Aren’t we fortunate to have Harry and Barack to tell us what electricity to buy. When the price skyrockets, it is for our own good and the good of the planet. Same for health insurance.
“Planning and competition can be combined only by planning for competition, not by planning against competition,” Hayek writes. “The planning against which all our criticism is directed is solely the planning against competition.”
Now, if we were to go back to the early part of the 21st century, back before we were all scared witless and wattless by Enron, there was a move afoot to turn Nevada Power into nothing but a monopoly power delivery company, rather like a pipeline or trucking company that transmits a seller’s goods to the purchaser and collects a fee for doing so. The home or business owner would choose a generation company and the price would be set by the market. The coal-fired or natural gas-fired turbine operator could set a price and compete against the geothermal, hydropower, solar and wind companies. Save the planet acolytes might be willing to pay a bit more for “green” energy.
But that idea was squashed like a bug on the windshield of Enron’s market manipulation. Instead of merely punishing the wrongdoers, our lawmakers tried to devise a way to control the market so that such manipulation could never happen again. The price of electricity continues to rise, partly because our supreme masters at the Nevada Legislature have dictated that a certain portion of our electricity come from renewable sources. No free market. No choice in the matter.
Choice, that’s why there’s a market for 10-year-old whiskey as well as rot gut — and sirloin and hamburger.
But all the scientists agree we must do something to prevent global warming now, you say.
Hayek also makes note of how the collective must squelch the “denier.” He writes, “Public criticism or even expressions of doubt must be suppressed because they tend to weaken support of the regime. As Sidney and Beatrice Webb report of the position in every Russian enterprise: ‘Whilst the work is in progress, any public expression of doubt that the plan will be successful is an act of disloyalty and even of treachery because of its possible effect on the will and efforts of the rest of the staff.’”
Been there, heard that.
Now, back to that use of the word “investment” that comes up so frequently when it comes to planning our “green” energy and jobs. Hayek, like Orwell soon after, recognized the perversion of the language as a brambled path.

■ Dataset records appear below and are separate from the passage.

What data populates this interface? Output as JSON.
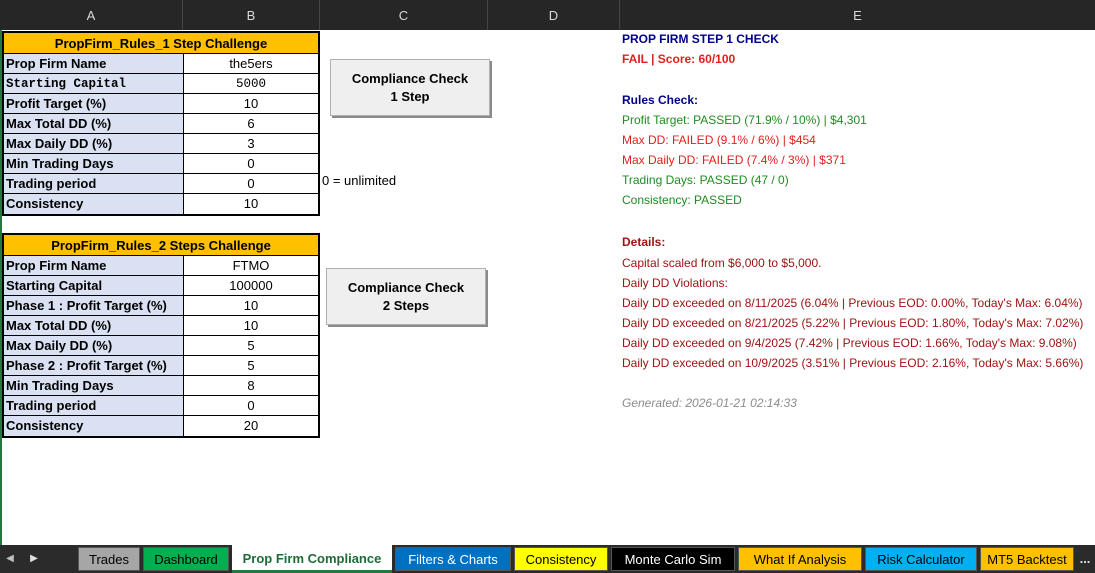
{
  "columns": [
    "A",
    "B",
    "C",
    "D",
    "E"
  ],
  "colors": {
    "rule_header": "#ffc000",
    "label_bg": "#d9e1f2",
    "pass": "#1e8c1e",
    "fail": "#e0201c",
    "heading": "#00008b",
    "detail": "#a01313",
    "generated": "#8c8c8c"
  },
  "table1": {
    "title": "PropFirm_Rules_1 Step Challenge",
    "rows": [
      {
        "label": "Prop Firm Name",
        "value": "the5ers"
      },
      {
        "label": "Starting Capital",
        "value": "5000"
      },
      {
        "label": "Profit Target (%)",
        "value": "10"
      },
      {
        "label": "Max Total DD (%)",
        "value": "6"
      },
      {
        "label": "Max Daily DD (%)",
        "value": "3"
      },
      {
        "label": "Min Trading Days",
        "value": "0"
      },
      {
        "label": "Trading period",
        "value": "0"
      },
      {
        "label": "Consistency",
        "value": "10"
      }
    ]
  },
  "table2": {
    "title": "PropFirm_Rules_2 Steps Challenge",
    "rows": [
      {
        "label": "Prop Firm Name",
        "value": "FTMO"
      },
      {
        "label": "Starting Capital",
        "value": "100000"
      },
      {
        "label": "Phase 1 : Profit Target (%)",
        "value": "10"
      },
      {
        "label": "Max Total DD (%)",
        "value": "10"
      },
      {
        "label": "Max Daily DD (%)",
        "value": "5"
      },
      {
        "label": "Phase 2 : Profit Target (%)",
        "value": "5"
      },
      {
        "label": "Min Trading Days",
        "value": "8"
      },
      {
        "label": "Trading period",
        "value": "0"
      },
      {
        "label": "Consistency",
        "value": "20"
      }
    ]
  },
  "buttons": {
    "check1": {
      "line1": "Compliance Check",
      "line2": "1 Step"
    },
    "check2": {
      "line1": "Compliance Check",
      "line2": "2 Steps"
    }
  },
  "note": "0 = unlimited",
  "report": {
    "title": "PROP FIRM STEP 1 CHECK",
    "result": "FAIL | Score: 60/100",
    "rules_heading": "Rules Check:",
    "rules": [
      {
        "text": "Profit Target: PASSED (71.9% / 10%) | $4,301",
        "status": "pass"
      },
      {
        "text": "Max DD: FAILED (9.1% / 6%) | $454",
        "status": "fail"
      },
      {
        "text": "Max Daily DD: FAILED (7.4% / 3%) | $371",
        "status": "fail"
      },
      {
        "text": "Trading Days: PASSED (47 / 0)",
        "status": "pass"
      },
      {
        "text": "Consistency: PASSED",
        "status": "pass"
      }
    ],
    "details_heading": "Details:",
    "details": [
      "Capital scaled from $6,000 to $5,000.",
      "Daily DD Violations:",
      "Daily DD exceeded on 8/11/2025 (6.04% | Previous EOD: 0.00%, Today's Max: 6.04%)",
      "Daily DD exceeded on 8/21/2025 (5.22% | Previous EOD: 1.80%, Today's Max: 7.02%)",
      "Daily DD exceeded on 9/4/2025 (7.42% | Previous EOD: 1.66%, Today's Max: 9.08%)",
      "Daily DD exceeded on 10/9/2025 (3.51% | Previous EOD: 2.16%, Today's Max: 5.66%)"
    ],
    "generated": "Generated: 2026-01-21 02:14:33"
  },
  "tabs": [
    {
      "label": "Trades",
      "bg": "#a6a6a6",
      "fg": "#000000",
      "active": false
    },
    {
      "label": "Dashboard",
      "bg": "#00b050",
      "fg": "#000000",
      "active": false
    },
    {
      "label": "Prop Firm Compliance",
      "bg": "#ffffff",
      "fg": "#1f6b3a",
      "active": true
    },
    {
      "label": "Filters & Charts",
      "bg": "#0070c0",
      "fg": "#ffffff",
      "active": false
    },
    {
      "label": "Consistency",
      "bg": "#ffff00",
      "fg": "#000000",
      "active": false
    },
    {
      "label": "Monte Carlo Sim",
      "bg": "#000000",
      "fg": "#ffffff",
      "active": false
    },
    {
      "label": "What If Analysis",
      "bg": "#ffc000",
      "fg": "#000000",
      "active": false
    },
    {
      "label": "Risk Calculator",
      "bg": "#00b0f0",
      "fg": "#000000",
      "active": false
    },
    {
      "label": "MT5 Backtest",
      "bg": "#ffc000",
      "fg": "#000000",
      "active": false
    }
  ],
  "tab_nav": {
    "prev": "◀",
    "next": "▶",
    "more": "..."
  }
}
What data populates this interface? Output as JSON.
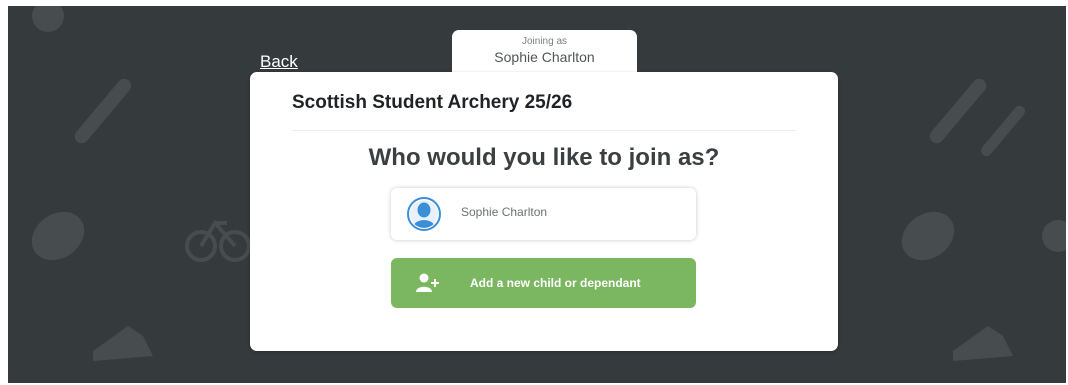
{
  "nav": {
    "back_label": "Back"
  },
  "joining": {
    "caption": "Joining as",
    "name": "Sophie Charlton"
  },
  "card": {
    "title": "Scottish Student Archery 25/26",
    "question": "Who would you like to join as?"
  },
  "options": {
    "person_name": "Sophie Charlton",
    "add_dependant_label": "Add a new child or dependant"
  },
  "colors": {
    "background": "#353a3d",
    "accent_green": "#7bb661",
    "avatar_blue": "#3a8fd6"
  },
  "icons": {
    "avatar": "user-avatar-icon",
    "add_user": "add-user-icon"
  }
}
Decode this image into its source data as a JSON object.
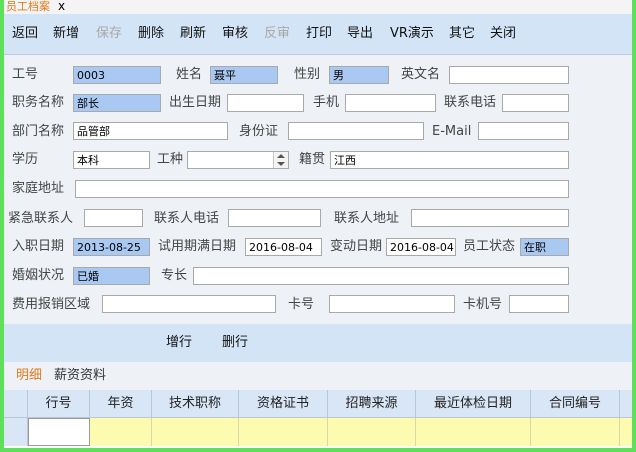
{
  "tab": {
    "title": "员工档案",
    "close": "x"
  },
  "toolbar": {
    "back": "返回",
    "add": "新增",
    "save": "保存",
    "delete": "删除",
    "refresh": "刷新",
    "audit": "审核",
    "unaudit": "反审",
    "print": "打印",
    "export": "导出",
    "vr": "VR演示",
    "other": "其它",
    "close": "关闭"
  },
  "form": {
    "emp_no_label": "工号",
    "emp_no": "0003",
    "name_label": "姓名",
    "name": "聂平",
    "gender_label": "性别",
    "gender": "男",
    "eng_name_label": "英文名",
    "eng_name": "",
    "title_label": "职务名称",
    "title": "部长",
    "birth_label": "出生日期",
    "birth": "",
    "mobile_label": "手机",
    "mobile": "",
    "phone_label": "联系电话",
    "phone": "",
    "dept_label": "部门名称",
    "dept": "品管部",
    "idcard_label": "身份证",
    "idcard": "",
    "email_label": "E-Mail",
    "email": "",
    "edu_label": "学历",
    "edu": "本科",
    "jobtype_label": "工种",
    "jobtype": "",
    "origin_label": "籍贯",
    "origin": "江西",
    "address_label": "家庭地址",
    "address": "",
    "emergency_label": "紧急联系人",
    "emergency": "",
    "contact_phone_label": "联系人电话",
    "contact_phone": "",
    "contact_addr_label": "联系人地址",
    "contact_addr": "",
    "hire_label": "入职日期",
    "hire": "2013-08-25",
    "probation_label": "试用期满日期",
    "probation": "2016-08-04",
    "change_label": "变动日期",
    "change": "2016-08-04",
    "status_label": "员工状态",
    "status": "在职",
    "marital_label": "婚姻状况",
    "marital": "已婚",
    "specialty_label": "专长",
    "specialty": "",
    "expense_label": "费用报销区域",
    "expense": "",
    "card_label": "卡号",
    "card": "",
    "clock_label": "卡机号",
    "clock": ""
  },
  "rowbar": {
    "add_row": "增行",
    "del_row": "删行"
  },
  "detail_tabs": [
    "明细",
    "薪资资料"
  ],
  "grid": {
    "columns": [
      "行号",
      "年资",
      "技术职称",
      "资格证书",
      "招聘来源",
      "最近体检日期",
      "合同编号"
    ]
  }
}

“The most effective way of making people accept the validity of the values they are to serve is to persuade them that they are really the same as those they have always held, but which were not properly understood or recognized before,” writes Hayek. “And the most efficient technique to this end is to use the old words but change their meaning. Few traits of totalitarian regimes are at the same time so confusing to the superficial observer and yet so characteristic of the whole intellectual climate as this complete perversion of language.”
A free market in which people can freely exchange goods in a manner satisfactory to both, leaves individuals free. It fosters innovation. Government control through planning and regulations is incompatible with personal and political freedom and leads inexorably to serfdom. It drowns innovation in its infancy.
What do you mean you don’t have a permit to do that?
Here’s Harry planning our future (note the use of the word “invest”):
One chapter in Hayek’s book is titled: “Why the Worst Get to the Top.”